The Universal Roamer

Paul Trent's camera

At the suggestion of Trent photo expert Brad Sparks, researcher David Rudiak located a photo in the Portland "Oregon Journal" newspaper that helps identify Trent's camera.

Paul Trent with his camera  

According to vintage camera expert David Silver (President of the International Photographic Historical Association), it's the evocatively named Universal Roamer I, made just after WWII by the Universal Camera Corporation ("Univex") of New York City. The Roamer was an inexpensive folding camera with a single shutter speed (1/50th sec, relatively slow) and adjustable focus and aperture. It used 120 or 620 film and produced negatives 2.25" X 3.25" in size. It cost about $30.00 when it was introduced in 1948. The newspaper photo shows that Trent had spent a little extra to buy the accessory leatherette case for the camera.
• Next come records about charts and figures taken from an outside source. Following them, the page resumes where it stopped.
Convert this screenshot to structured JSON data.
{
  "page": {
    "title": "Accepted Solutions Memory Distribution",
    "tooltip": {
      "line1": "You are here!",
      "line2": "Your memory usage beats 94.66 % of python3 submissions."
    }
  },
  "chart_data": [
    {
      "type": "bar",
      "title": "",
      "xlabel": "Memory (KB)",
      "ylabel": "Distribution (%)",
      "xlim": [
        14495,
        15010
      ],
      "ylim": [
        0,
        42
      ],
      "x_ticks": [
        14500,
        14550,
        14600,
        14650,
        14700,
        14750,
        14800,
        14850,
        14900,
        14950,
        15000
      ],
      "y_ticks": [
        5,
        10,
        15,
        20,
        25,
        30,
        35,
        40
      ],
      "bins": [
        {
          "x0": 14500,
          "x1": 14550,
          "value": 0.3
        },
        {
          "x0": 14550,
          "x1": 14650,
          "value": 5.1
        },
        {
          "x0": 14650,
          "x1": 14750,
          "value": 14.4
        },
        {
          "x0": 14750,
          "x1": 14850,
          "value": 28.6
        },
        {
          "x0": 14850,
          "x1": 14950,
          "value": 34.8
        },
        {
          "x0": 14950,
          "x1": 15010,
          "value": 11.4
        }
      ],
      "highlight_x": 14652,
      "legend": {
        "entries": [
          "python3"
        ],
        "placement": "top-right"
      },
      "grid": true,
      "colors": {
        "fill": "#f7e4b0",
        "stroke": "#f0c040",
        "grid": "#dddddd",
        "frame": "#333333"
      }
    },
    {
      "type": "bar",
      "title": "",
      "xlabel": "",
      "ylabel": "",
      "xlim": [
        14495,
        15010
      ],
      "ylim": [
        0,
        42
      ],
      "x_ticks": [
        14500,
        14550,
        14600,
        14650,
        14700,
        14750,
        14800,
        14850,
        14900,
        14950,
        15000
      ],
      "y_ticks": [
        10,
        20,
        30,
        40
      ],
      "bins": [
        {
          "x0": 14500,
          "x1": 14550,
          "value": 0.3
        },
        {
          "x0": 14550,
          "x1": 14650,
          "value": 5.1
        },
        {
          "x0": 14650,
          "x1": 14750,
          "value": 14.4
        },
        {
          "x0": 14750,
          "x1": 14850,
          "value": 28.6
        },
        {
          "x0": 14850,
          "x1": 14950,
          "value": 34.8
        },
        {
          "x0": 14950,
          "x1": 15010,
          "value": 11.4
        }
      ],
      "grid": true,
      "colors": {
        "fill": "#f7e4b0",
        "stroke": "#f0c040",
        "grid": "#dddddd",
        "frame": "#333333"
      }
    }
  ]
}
The camera looks impressive but is actually very crudely made, heavy and and clunky. The optics are far from top quality. Its best feature is its large negative size. This type of camera lacked basic features found even on modern single-use cameras, such as indexed film winding -- in other words, when a photo is taken, the user must look at a small window in the camera back while winding the advance knob to the next exposure. When the number of the next frame (printed on the film backing) appears, the user simply stops winding the film. This certainly facilitates double exposures, but increases the time needed to advance the film between frames.

A subtle but noteworthy point is that the focusing ring extends considerably as it is turned, and must be set to the "infinity" position before the lens can be folded and the camera door closed. It could be inferred that if Trent were in a hurry to take his photos, he probably left the lens in this position.

"S" indicates the shutter release (which is triggered by pushing down and to the left in this view). "WLF" is the waist-level viewfinder, a small device used when taking photos with the camera at the user's mid-abdomen level. Arrows below indicate the shutter release on Trent's camera compared with the reference sample camera.

The manual claims that the waist-level finder "enables you to take full length pictures without stopping [sic]." This probably should read "without stooping," but in any case it's an absurd exaggeration. The half-inch square finder is suitable for framing objects like buildings, but using it to track a small object like the UFO would be very difficult, particularly considering the left-right reversal of the image.